Here's a reformulation of the argument that avoids the notion of cardinality. Suppose $F$ is not algebraically closed, let $K$ be some algebraic extension of it, and let $a$ be any element of $K$ that isn't in $F$. Then, for any entity $x\notin K$, we can produce another algebraic extension of $F$, isomorphic to $K$, by replacing the element $a$ in $K$ with $x$. So every $x\notin K$ is in an algebraic extension of $F$, and so is every $x\in K$ (because $K$ itself is an algebraic extension of $F$). If there were a set of all algebraic extensions of $F$, then the union of this set of fields would be a set (by the axiom of union) and yet would contain everything. That contradicts the theorem (of standard set theory) that no set can contain everything.

Answer 2

If an algebraic closure $K$ of $F$ has cardinality $\kappa$, then every set of cardinality $\kappa-|F|$ can be unioned with $F$ to give an algebraic closure, by just defining the addition and multiplication by transport via the bijection with $K$. Thus, the class of sets of cardinality $\kappa-|F|$ (which we'll assume is nonzero, i.e., $F$ is not closed already) injects into the class of algebraic closures of $F$. But the class of all sets of a given nonzero cardinality is not a set, and so the class of algebraic closures is not a set either.

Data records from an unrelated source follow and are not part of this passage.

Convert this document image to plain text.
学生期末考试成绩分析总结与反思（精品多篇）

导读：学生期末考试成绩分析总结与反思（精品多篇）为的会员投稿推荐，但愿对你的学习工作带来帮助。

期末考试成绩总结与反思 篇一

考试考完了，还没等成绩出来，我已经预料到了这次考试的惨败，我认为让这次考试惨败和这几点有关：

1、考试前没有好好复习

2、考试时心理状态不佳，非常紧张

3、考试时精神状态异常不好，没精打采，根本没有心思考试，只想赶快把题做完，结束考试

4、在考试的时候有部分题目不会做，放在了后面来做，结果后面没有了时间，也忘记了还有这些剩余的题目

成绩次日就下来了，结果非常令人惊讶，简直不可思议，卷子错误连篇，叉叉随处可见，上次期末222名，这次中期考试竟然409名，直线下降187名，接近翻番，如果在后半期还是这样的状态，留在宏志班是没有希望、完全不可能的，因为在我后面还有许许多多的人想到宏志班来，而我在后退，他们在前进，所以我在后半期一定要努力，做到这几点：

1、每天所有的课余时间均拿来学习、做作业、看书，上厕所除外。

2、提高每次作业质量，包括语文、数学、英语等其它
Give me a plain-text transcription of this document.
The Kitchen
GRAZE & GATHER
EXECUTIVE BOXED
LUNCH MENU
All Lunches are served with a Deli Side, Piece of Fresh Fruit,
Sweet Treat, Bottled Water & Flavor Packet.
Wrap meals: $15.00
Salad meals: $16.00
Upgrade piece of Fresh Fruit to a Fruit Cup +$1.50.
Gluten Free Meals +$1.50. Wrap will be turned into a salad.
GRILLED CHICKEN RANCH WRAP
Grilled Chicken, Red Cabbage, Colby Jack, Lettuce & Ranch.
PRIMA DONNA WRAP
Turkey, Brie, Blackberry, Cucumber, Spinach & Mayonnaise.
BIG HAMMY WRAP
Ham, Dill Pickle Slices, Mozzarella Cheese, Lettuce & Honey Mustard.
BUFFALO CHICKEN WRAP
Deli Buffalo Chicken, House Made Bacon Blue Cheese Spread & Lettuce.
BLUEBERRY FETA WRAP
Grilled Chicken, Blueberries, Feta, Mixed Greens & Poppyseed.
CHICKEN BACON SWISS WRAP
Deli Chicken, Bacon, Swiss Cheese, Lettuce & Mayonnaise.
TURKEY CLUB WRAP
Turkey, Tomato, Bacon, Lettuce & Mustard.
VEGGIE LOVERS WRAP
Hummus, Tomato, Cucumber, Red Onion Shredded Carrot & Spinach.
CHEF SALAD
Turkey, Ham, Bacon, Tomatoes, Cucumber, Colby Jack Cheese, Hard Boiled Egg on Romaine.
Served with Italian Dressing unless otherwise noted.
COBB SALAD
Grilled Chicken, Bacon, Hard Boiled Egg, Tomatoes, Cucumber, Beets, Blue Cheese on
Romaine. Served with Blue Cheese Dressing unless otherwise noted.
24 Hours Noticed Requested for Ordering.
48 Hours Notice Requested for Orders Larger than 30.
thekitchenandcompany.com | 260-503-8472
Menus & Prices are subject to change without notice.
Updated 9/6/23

Continuous functions $[0, 1]\to\mathbb R$ form a set because $[0, 1]\times\mathbb R$ is a set, and the set of continuous functions $[0, 1]\to\mathbb R$ form a subset of the power set of $[0, 1]\times\mathbb R$.

Answer 3

Suppose you have a proper algebraic extension $K$ of $F$ (so $F$ is not algebraically closed).

If $X$ is any set disjoint from $F$ with $|X|=|K\setminus F|$, and $f_X\colon K\setminus F\to X$ is a bijection, then we can build a bijection $g_X\colon K\to F\cup X$ so that $$ g_X(a)=\begin{cases} a & \text{if $a\in F$}\\ f_X(a) & \text{if $a\in K\setminus F$} \end{cases} $$ and transport the field structure from $K$ to $F\cup X$ so that $g_X$ is a field isomorphism. Thus $F\cup X$ is an algebraic extension of $F$.

Since the class of sets equipotent to $K\setminus F$ and disjoint from $F$ is not a set, we're done.

The situation is completely different in the case of the continuous functions from $[0,1]$ to $\mathbb{R}$. But there is no “set” of all continuous functions to $\mathbb{R}$ with an arbitrary metric space as domain.